In the Torah section of Korach, the Torah tells us of an unwarranted and baseless assault by Korach, borne by jealousy, on the characters of no less than the great leader of the people ofMoses, hand picked by G-d himself, and his illustrious brother Aaron, chosen by G-d to be Kohen Gadol (high priest). As a result of feeling that he was not given the position due him, Korach, a member of the Levite tribe, chooses to cast aspersions on Moses and Aaron, and, in the process, rallies many people to his side in his ill-fated attempt to turn the people against the man who did so much for them. Finally, G-d puts an end to this reprehensible behavior, putting an end to Korach and all those who supported him by having the earth miraculously open up and swallow them alive.

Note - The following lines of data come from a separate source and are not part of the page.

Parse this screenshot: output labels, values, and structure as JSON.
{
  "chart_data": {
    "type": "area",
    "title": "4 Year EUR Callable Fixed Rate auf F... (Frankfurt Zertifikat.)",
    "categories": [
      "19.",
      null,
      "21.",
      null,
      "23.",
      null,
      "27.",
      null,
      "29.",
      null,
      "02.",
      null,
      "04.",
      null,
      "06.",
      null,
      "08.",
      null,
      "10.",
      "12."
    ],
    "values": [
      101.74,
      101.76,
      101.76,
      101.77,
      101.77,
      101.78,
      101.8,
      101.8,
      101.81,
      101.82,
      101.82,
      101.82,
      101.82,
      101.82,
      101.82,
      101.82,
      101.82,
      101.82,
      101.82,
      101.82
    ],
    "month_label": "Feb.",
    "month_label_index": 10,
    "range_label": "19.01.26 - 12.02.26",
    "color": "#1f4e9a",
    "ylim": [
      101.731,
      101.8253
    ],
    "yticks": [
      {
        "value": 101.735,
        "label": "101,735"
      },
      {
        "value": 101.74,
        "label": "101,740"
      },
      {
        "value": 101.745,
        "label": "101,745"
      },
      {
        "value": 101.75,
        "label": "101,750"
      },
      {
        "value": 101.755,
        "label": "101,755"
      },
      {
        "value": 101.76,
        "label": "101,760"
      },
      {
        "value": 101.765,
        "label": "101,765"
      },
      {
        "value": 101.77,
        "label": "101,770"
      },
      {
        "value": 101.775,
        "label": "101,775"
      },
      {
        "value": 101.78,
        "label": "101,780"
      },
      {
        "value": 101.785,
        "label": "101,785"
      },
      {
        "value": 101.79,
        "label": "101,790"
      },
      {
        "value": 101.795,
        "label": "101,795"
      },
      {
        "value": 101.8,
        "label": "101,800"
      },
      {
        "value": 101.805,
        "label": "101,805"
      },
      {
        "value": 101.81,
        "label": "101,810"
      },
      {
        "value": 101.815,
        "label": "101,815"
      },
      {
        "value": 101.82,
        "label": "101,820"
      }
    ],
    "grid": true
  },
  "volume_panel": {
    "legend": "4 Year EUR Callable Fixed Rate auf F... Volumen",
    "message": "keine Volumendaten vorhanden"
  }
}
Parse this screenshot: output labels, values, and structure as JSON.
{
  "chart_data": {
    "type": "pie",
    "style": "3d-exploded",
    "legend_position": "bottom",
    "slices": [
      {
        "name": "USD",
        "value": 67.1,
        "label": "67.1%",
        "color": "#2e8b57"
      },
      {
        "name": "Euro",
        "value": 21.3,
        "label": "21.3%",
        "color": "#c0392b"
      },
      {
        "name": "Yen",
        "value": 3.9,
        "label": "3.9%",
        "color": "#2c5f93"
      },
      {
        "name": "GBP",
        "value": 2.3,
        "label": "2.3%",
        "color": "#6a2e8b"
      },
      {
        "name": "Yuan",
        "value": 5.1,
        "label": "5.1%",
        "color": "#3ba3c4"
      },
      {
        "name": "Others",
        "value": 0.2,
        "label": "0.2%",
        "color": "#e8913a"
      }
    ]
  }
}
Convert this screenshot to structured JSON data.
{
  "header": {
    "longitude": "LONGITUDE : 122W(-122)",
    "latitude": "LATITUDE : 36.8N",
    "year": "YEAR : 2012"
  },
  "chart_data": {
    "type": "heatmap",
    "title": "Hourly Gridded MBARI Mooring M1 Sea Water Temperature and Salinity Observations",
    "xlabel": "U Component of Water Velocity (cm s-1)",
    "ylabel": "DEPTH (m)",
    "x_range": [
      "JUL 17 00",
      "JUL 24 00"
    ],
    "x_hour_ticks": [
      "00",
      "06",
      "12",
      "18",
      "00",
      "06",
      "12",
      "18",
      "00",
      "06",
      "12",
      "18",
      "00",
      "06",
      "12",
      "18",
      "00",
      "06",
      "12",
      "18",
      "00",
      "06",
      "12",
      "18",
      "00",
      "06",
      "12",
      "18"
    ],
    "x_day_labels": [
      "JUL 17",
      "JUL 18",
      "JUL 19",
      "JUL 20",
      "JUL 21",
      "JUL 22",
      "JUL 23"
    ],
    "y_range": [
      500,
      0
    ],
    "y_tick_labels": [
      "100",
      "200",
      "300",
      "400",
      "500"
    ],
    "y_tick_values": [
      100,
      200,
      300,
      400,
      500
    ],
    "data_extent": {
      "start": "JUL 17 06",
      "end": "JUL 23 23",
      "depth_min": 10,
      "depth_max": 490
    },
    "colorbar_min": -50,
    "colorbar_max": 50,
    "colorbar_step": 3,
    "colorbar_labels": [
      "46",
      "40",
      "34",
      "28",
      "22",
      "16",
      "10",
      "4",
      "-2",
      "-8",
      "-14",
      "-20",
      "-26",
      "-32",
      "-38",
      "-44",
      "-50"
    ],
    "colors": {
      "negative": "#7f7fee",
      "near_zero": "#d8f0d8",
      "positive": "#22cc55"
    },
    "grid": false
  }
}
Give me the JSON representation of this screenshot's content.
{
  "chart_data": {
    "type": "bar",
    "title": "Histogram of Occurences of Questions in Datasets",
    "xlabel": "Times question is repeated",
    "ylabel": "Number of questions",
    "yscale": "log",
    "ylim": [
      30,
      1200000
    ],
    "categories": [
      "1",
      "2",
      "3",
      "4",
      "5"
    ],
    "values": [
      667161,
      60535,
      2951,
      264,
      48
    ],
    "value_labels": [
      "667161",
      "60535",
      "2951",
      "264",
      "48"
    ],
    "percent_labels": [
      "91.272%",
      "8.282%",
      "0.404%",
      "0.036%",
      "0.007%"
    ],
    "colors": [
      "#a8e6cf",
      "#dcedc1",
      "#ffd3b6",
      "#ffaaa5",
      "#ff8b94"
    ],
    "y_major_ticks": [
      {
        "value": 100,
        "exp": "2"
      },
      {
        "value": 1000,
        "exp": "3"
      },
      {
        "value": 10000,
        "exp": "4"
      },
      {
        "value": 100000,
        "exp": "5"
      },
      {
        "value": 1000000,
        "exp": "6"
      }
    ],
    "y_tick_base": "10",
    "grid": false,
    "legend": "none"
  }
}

During the course of the argument with Korach, Moses rebukes Korach and his levite cohorts: “It is too much for you, O offspring of Levi!” (Bamidbar 16, 7). In his commentary to this verse, R. Shimshon Pincus points out that after all that Korach did, casting doubt upon the G-d given status of Moses, mocking the holiness that he brought to the nation, and stirring descent against Moses and Aaron to the point that G-d’s anger is ignited saying to Moses and Aaron, “Separate yourselves from amidst this assembly and I shall destroy them in an instant” (Bamidbar 16:20), Moses does not lash out with derogatory verbiage against Korach and his henchmen. Instead, he reminds them that they are levites, a chosen family lineage, and that it is unbecoming of them to overstep themselves.
It is natural, R. Pincus notes, for someone who has been severely wronged and angered to explode like a volcano spewing fire and brimstone full of insults. Yet, Moses, in line with the teachings of our Sages, tempers his anger in order to stick to the point, namely a valiant effort at coolly bringing his adversary to his senses (see Babylonian Talmud, Betzah 20a).
G-d tells us “You shall not hate your brother in your heart; you shall reprimand your fellow” (Vayikra 19:17). R. Isser Zalman Meltzer explains in his Even Ha’Azel that no one can properly reprimand another unless he feels a certain caring for him. Only if he cares, can he pay attention to the other’s situation and truly look to its improvement, similar to a parent who rebukes his children. Rebuke coming from caring has more of a chance to influence the other who feels that caring. On the other hand, if two people hate each other, no rebuke or reprimand has much chance of serving its purpose. R. Meltzer points out that our Sages say at one point that the Second Temple was destroyed as a result of senseless hatred (Babylonian Talmud, Yoma 9b), while at another point they say that the destruction was due to the people’s not reprimanding each other (Babylonian Talmud, Shabbat 119b). These two different stated causes, R. Meltzer notes, go hand in hand. Since there was baseless animosity among the people, they were unable to rebuke each other properly.
The goal of reprimanding another must be to help the other correct his behavior – not to let off steam. The goal of rebuking your fellow Jew must be for the good of the other – not to hear oneself talk. When, like Moses, one lets someone else know of the error of his ways out of a caring concern to improve the other’s life, he has a good chance of reaching that goal. If one speaks to another with sensitivity for the other’s feelings and station in life, he has a good chance of improving the other’s station in life. We must remember that it is not just what you say; it is how you say it. Indeed, the Torah enjoins us to reprimand another when we witness iniquity, but we cannot do it with animosity or indignation. We must treat the other as a fellow, as an equal, as a brother – whom we care about. Only then can that reprimand be an accomplishment. Only then can the wayward individual learn and absorb the message that we want to send. Only then can more and more of our brethren reach the heights possible to make our lives together on this world a happier and more fulfilling experience for the good of all concerned. Only then can the lofty goals set down for us by G-d in His Torah be fulfilled.